Speech Recognition in Python

This page was automatically generated by AI; not yet reviewed for accuracy...

The content and code samples on this page were generated by using the ai CLI with customized prompts in this repository.

It's cool, but, it's experimental. 😁

Please review the content and code before using it in your application.

This sample demonstrates how to use the Azure Speech Service for speech-to-text recognition in Python.

main.py

How to generate this sample

Command

ai dev new speech-to-text --python

Output

AI - Azure AI CLI, Version 1.0.0
Copyright (c) 2024 Microsoft Corporation.

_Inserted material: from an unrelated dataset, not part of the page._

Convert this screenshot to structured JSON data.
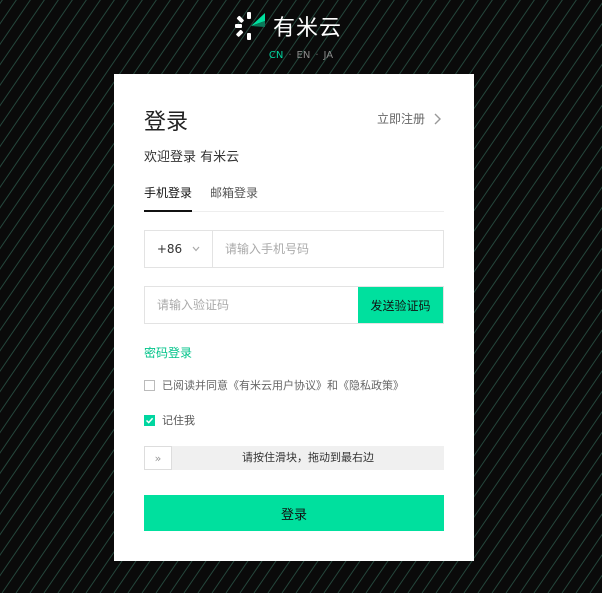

All Rights Reserved.

This PUBLIC PREVIEW version may change at any time.
See: https://aka.ms/azure-ai-cli-public-preview

Generating 'speech-to-text' in 'speech-to-text-py' (1 file)...

main.py

Generating 'speech-to-text' in 'speech-to-text-py' (1 file)... DONE!

main.py

STEP 1: Get configuration details from environment variables.

main.py

from concurrent.futures import Future
from azure.cognitiveservices.speech import SpeechConfig, SpeechRecognizer, AudioConfig, CancellationReason
import threading
import os

# Connection and configuration details required
speech_key = os.environ.get('AZURE_AI_SPEECH_KEY') or "<insert your Speech Service API key here>"
service_region = os.environ.get('AZURE_AI_SPEECH_REGION') or "<insert your Speech Service region here>"
speech_language = "en-US"

STEP 2: Create instances of a speech config and audio config.

main.py

speech_config = SpeechConfig(subscription=speech_key, region=service_region, speech_recognition_language=speech_language)
audio_config = AudioConfig(use_default_microphone=True)

STEP 3: Create the speech recognizer from the above configuration information.

main.py

speech_recognizer = SpeechRecognizer(speech_config=speech_config, audio_config=audio_config)

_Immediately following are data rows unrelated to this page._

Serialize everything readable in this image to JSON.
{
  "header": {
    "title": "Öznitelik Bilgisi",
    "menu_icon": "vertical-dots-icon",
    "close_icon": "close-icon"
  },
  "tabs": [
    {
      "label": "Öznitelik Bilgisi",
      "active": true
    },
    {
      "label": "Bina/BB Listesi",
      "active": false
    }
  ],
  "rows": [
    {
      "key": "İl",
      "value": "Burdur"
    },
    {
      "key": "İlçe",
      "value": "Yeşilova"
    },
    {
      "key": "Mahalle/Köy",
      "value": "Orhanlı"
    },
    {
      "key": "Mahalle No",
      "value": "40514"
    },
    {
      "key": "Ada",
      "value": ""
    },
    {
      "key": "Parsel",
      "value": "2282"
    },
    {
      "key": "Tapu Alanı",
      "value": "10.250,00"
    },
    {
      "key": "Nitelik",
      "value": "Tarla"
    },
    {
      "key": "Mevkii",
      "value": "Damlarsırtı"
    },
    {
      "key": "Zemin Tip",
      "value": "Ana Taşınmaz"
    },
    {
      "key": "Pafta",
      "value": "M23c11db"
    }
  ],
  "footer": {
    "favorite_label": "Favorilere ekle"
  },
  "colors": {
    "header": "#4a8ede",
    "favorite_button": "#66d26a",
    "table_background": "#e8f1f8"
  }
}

STEP 4: Start speech recognition, and return after a single utterance is recognized.

main.py

# Start speech recognition, and return after a single utterance is recognized. The end of a
# single utterance is determined by listening for silence at the end or until a maximum of 15
# seconds of audio is processed.
print("Listening ...\n")
result = speech_recognizer.recognize_once()

STEP 5: Check the result.

main.py

# Check the result
if result.reason.name == "RecognizedSpeech" and result.text != "":
    print("RECOGNIZED: {}".format(result.text))
elif result.reason.name == "NoMatch":
    print("NOMATCH: Speech could not be recognized.")
elif result.reason.name == "Canceled":
    cancellation_details = result.cancellation_details
    print("CANCELED: Reason={}".format(cancellation_details.reason))
    if cancellation_details.reason == CancellationReason.Error:
        print("CANCELED: ErrorDetails={}".format(cancellation_details.error_details))
        print("CANCELED: Did you update the subscription info?")